L’Italia è protagonista nella realizzazione del più grande telescopio ottico/vicino infrarosso al mondo, delle dimensioni “pari a quelle di uno stadio di calcio” e che permetterà di esplorare i pianeti “come non si era mai fatto prima“. È il progetto European Extremely Large Telescope (ELT) in costruzione nel deserto di Atacama in Cile, illustrato a LaPresse dal programme manager dell’ELT, Roberto Tamai, presso l’European Southern Observatory (ESO), la principale organizzazione intergovernativa di astronomia in Europa. “Ci sono più di 50 ditte che stanno partecipando alla costruzione del telescopio. La struttura metallica, che è il contratto più grande del progetto da 1,5 miliardi, è fatta da ditte italiane. In questo caso dalla Cimolai, in consorzio con WeBuild. L’ESO ha 16 Stati membri, tra cui l’Italia. Noi facciamo gare pubbliche con il denaro che riceviamo dai Paesi membri. Quest’anno abbiamo circa 250 milioni di fondi. I fondi vengono poi assegnati a chi vince le gare, tramite la miglior offerta. In questo caso sono state delle ditte italiane”, ha spiegato Tamai.
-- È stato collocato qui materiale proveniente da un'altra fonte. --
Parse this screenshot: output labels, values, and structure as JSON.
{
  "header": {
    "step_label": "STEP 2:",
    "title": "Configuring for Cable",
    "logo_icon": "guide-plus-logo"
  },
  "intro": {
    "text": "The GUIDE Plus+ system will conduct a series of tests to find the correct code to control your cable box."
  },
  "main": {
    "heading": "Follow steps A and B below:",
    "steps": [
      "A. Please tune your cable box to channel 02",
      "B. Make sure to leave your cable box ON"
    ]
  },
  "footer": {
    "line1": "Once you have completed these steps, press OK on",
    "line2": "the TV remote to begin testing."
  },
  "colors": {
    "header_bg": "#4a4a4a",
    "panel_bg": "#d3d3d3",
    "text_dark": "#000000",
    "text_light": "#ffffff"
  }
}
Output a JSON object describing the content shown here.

“Qui ci occupiamo di coordinamento, ma in prima persona saremo sul posto per occuparci degli assemblaggi e della futura operazione del telescopio, dell’osservatorio e di tutto il resto“, ha proseguito il direttore del progetto.
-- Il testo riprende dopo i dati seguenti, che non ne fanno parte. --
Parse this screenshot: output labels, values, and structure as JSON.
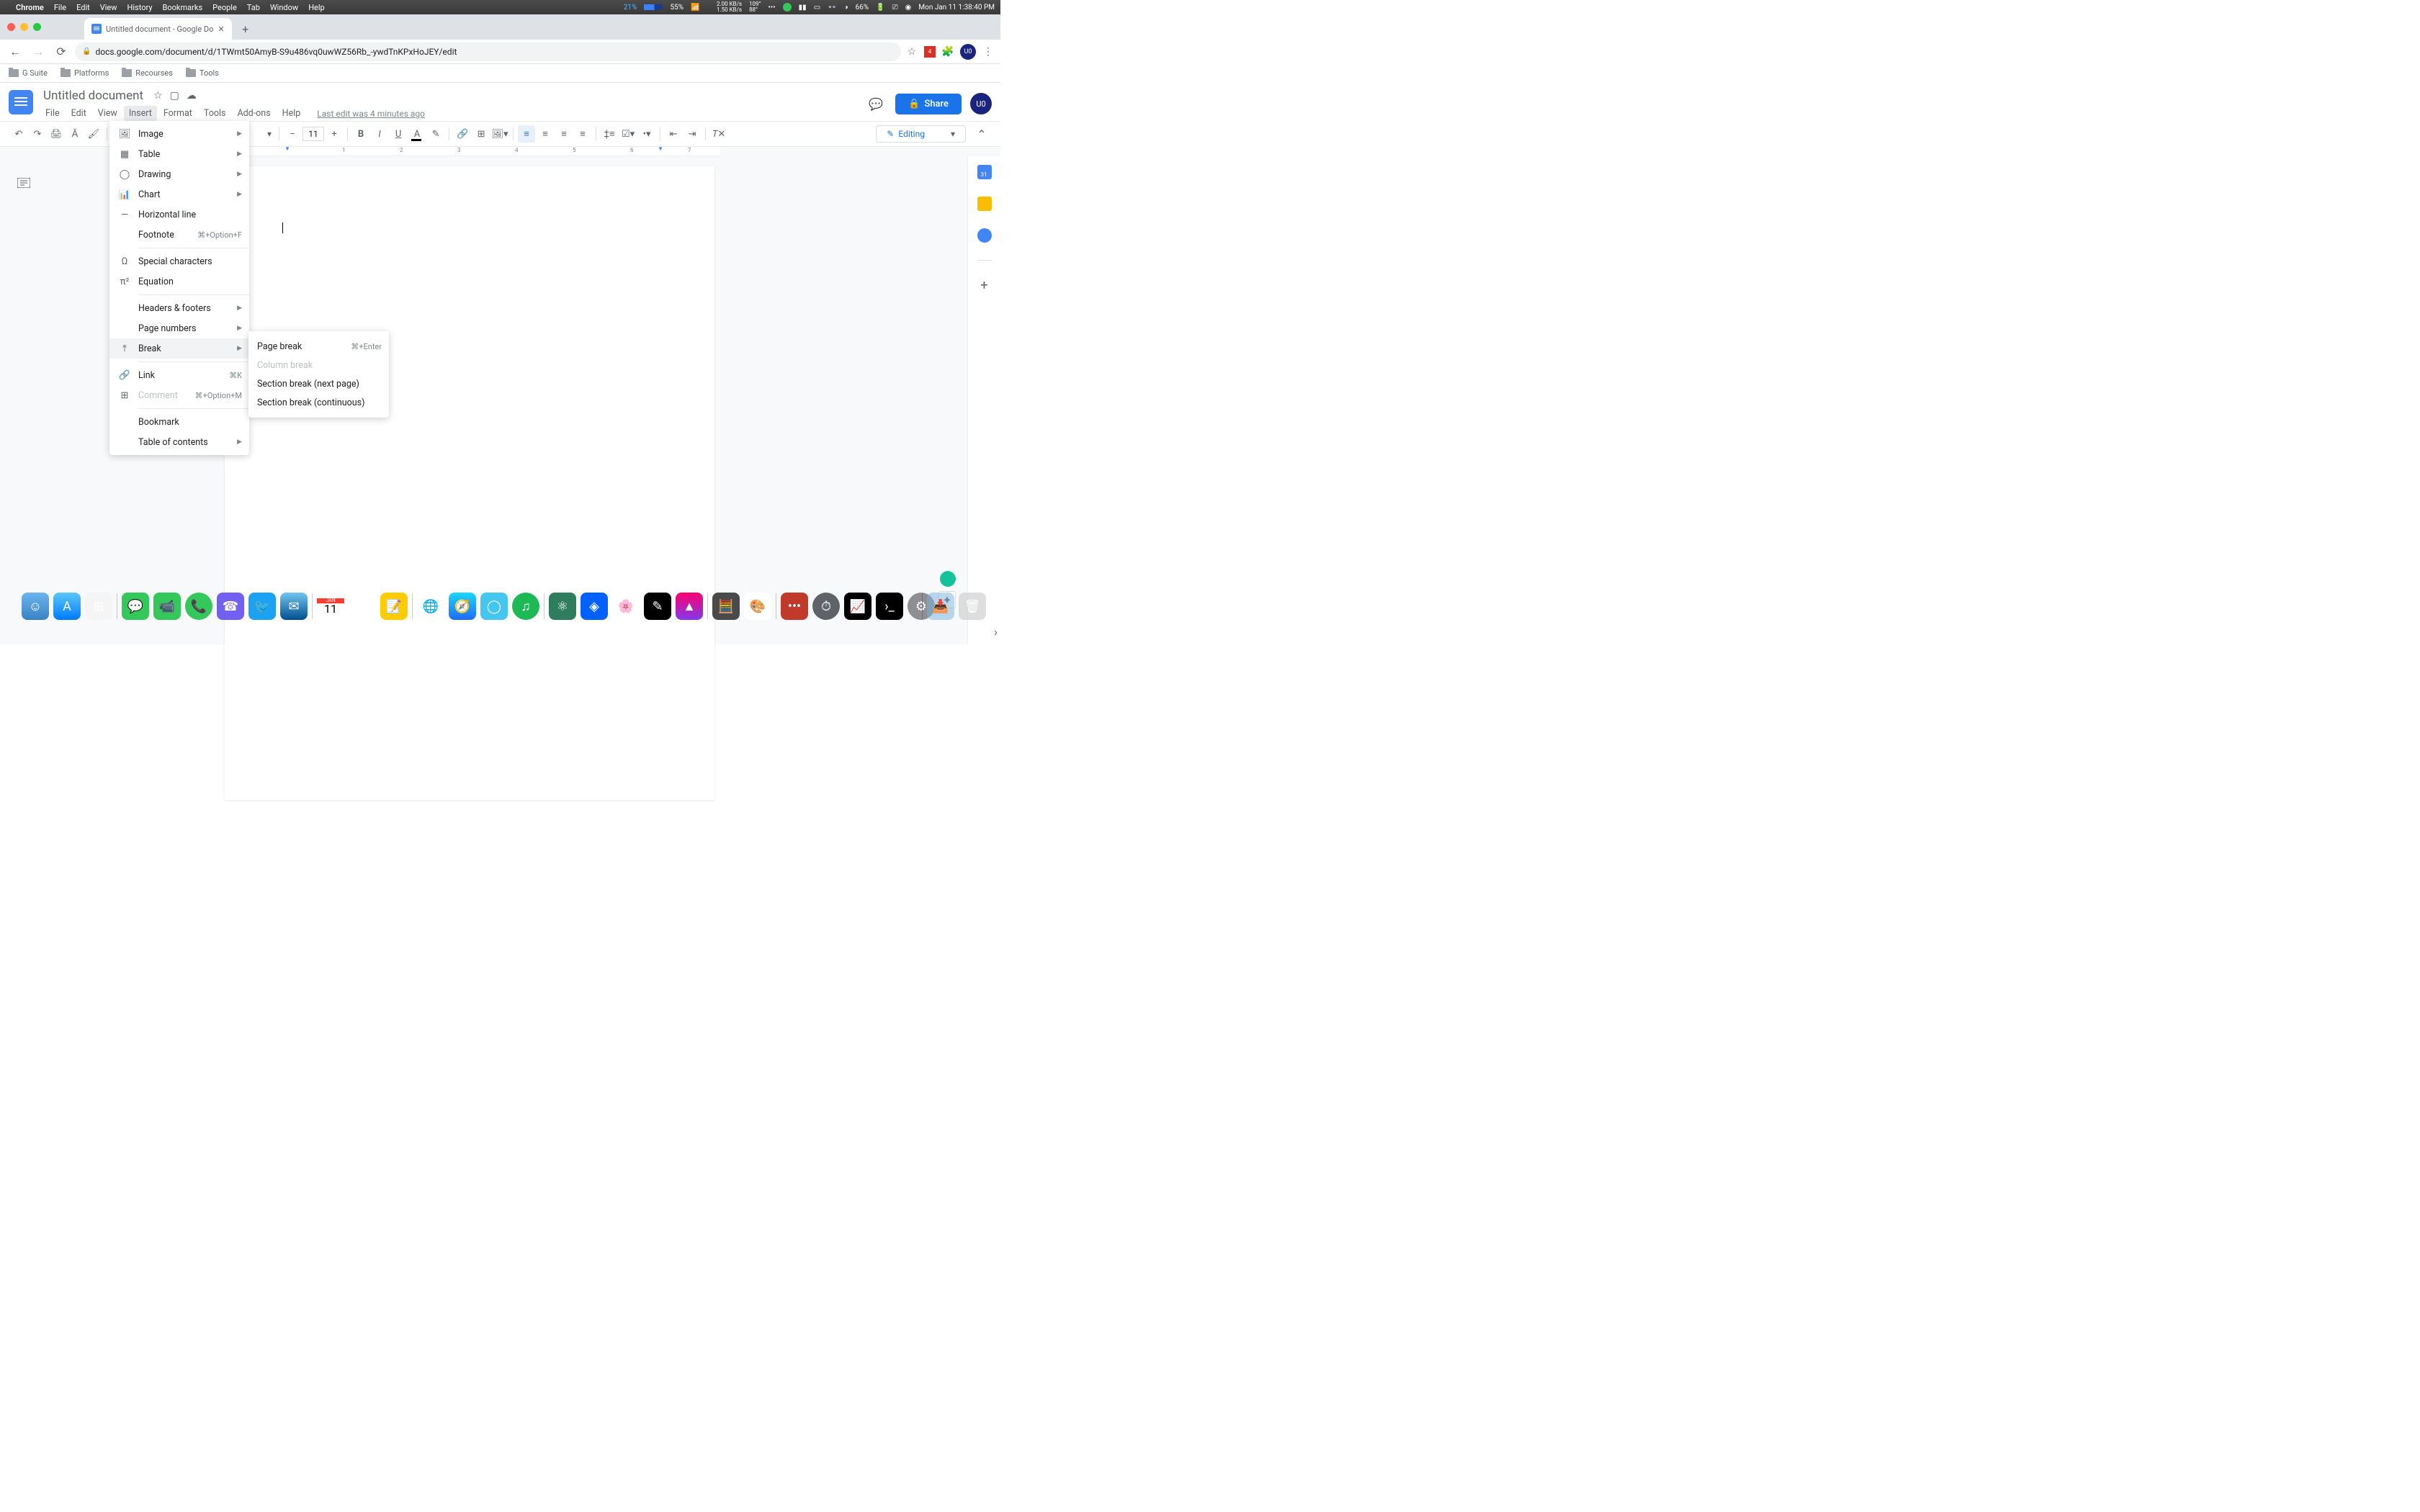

La scelta del deserto in Cile
La scelta del deserto cileno è legata a fattori scientifici: “questo è un telescopio che si muove nel visibile e infrarosso, quindi ha bisogno di certe caratteristiche dell’atmosfera sovrastante in termini di vapore acqueo e di limpidezza del cielo, mancanza di nuvole e contaminazione ottica. Sono stati osservati diversi siti, tra Namibia, Marocco e Australia, tra gli altri. Questo è un sito che corrisponde alle caratteristiche richieste dagli scopi scientifici del telescopio“, ha spiegato Tamai.
Le caratteristiche del telescopio
La caratteristica principale del telescopio “è la potenza“, ha spiegato ancora, quindi “la capacità di avere un’enorme superfice. Per unità di tempo raccoglie tanti fotoni, quindi riesce a vedere oggetti deboli e lontani e ad andare indietro nel tempo più degli altri. Aprirà finestre oggi inesplorate”.
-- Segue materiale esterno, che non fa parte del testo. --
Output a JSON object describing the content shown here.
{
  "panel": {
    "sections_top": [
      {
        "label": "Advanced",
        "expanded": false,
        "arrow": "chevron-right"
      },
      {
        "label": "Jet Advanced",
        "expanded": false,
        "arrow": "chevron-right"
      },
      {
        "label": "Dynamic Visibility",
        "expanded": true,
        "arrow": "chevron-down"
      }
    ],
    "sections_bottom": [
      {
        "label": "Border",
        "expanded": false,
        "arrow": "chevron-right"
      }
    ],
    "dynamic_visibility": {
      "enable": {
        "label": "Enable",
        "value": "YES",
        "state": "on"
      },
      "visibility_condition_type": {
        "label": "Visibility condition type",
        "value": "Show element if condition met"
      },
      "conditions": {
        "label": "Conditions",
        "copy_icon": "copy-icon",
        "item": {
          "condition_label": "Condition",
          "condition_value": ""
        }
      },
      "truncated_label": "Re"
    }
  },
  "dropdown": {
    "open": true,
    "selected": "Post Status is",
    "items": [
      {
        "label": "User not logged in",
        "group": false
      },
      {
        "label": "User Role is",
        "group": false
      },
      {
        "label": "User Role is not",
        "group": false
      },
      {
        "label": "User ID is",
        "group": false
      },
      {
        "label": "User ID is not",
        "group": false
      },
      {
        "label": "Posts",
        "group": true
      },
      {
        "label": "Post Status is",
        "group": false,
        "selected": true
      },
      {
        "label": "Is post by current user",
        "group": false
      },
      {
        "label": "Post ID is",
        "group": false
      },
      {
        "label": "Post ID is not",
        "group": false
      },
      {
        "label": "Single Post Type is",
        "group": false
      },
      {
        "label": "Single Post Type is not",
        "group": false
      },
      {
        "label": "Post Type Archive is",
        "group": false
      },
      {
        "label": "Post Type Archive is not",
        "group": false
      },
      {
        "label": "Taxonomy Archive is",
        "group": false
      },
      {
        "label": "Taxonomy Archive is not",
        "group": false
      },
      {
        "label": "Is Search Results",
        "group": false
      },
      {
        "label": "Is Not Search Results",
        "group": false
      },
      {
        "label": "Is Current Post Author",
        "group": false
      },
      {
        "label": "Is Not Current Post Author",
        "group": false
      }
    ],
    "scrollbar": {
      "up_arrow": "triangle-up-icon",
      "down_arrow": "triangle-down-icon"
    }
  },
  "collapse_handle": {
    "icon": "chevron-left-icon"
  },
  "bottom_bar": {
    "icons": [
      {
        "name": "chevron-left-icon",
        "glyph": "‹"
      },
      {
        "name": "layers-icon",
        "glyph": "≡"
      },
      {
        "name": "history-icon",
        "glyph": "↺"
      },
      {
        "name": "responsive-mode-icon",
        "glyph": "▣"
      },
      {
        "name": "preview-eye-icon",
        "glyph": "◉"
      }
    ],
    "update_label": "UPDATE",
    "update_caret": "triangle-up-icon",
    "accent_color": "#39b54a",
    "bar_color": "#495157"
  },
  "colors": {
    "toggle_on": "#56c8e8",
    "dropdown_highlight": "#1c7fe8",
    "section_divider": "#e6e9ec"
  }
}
Il telescopio ha anche una “capacità risolutiva maggiore degli altri“, ha aggiunto Tamai, quindi “è il primo telescopio capace di separare la luce della stella da quella dell’esopianeta. La luce della stella abbaglia, ma con questo telescopio riusciamo a separare le due luci. Noi oggi sappiamo che esistono gli esopianeti perché quando il pianeta gli gira davanti fa ombra. Si vede quindi la distanza e il tempo in cui gira. Inoltre, avremo la possibilità di scoprire se l’atmosfera dell’esopianeta contiene clorifilla, acqua, azoto. Faremo la spettroscopia dell’atmosfera e quindi capiremo se contiene bio-marker, oggetti della vita così come la conosciamo”.
Quando sarà operativo l’ELT
Il maxi-telescopio, che consentirà di avvicinarsi a un punto tale “da capire come si sono formate le prime costellazioni”, sarà operativo “alla fine di questo decennio, intorno al 2028-inizio 2029“, ha detto Tamai, che ha evidenziato come l’Italia sia leader anche nella costruzione della cosiddetta “ottica adattativa“, che consente di liberare l’immagine da una sorta di effetto di riverbero tramite “specchi sottilissimi che cambiano la loro forma”. “Usiamo una stella di riferimento e cambiamo l’immagine finché la stella di riferimento non è precisa”, ha concluso Tamai, sottolineando che la costruzione di un telescopio come quello del progetto ELT è la realizzazione di “un’autostrada verso la conoscenza”.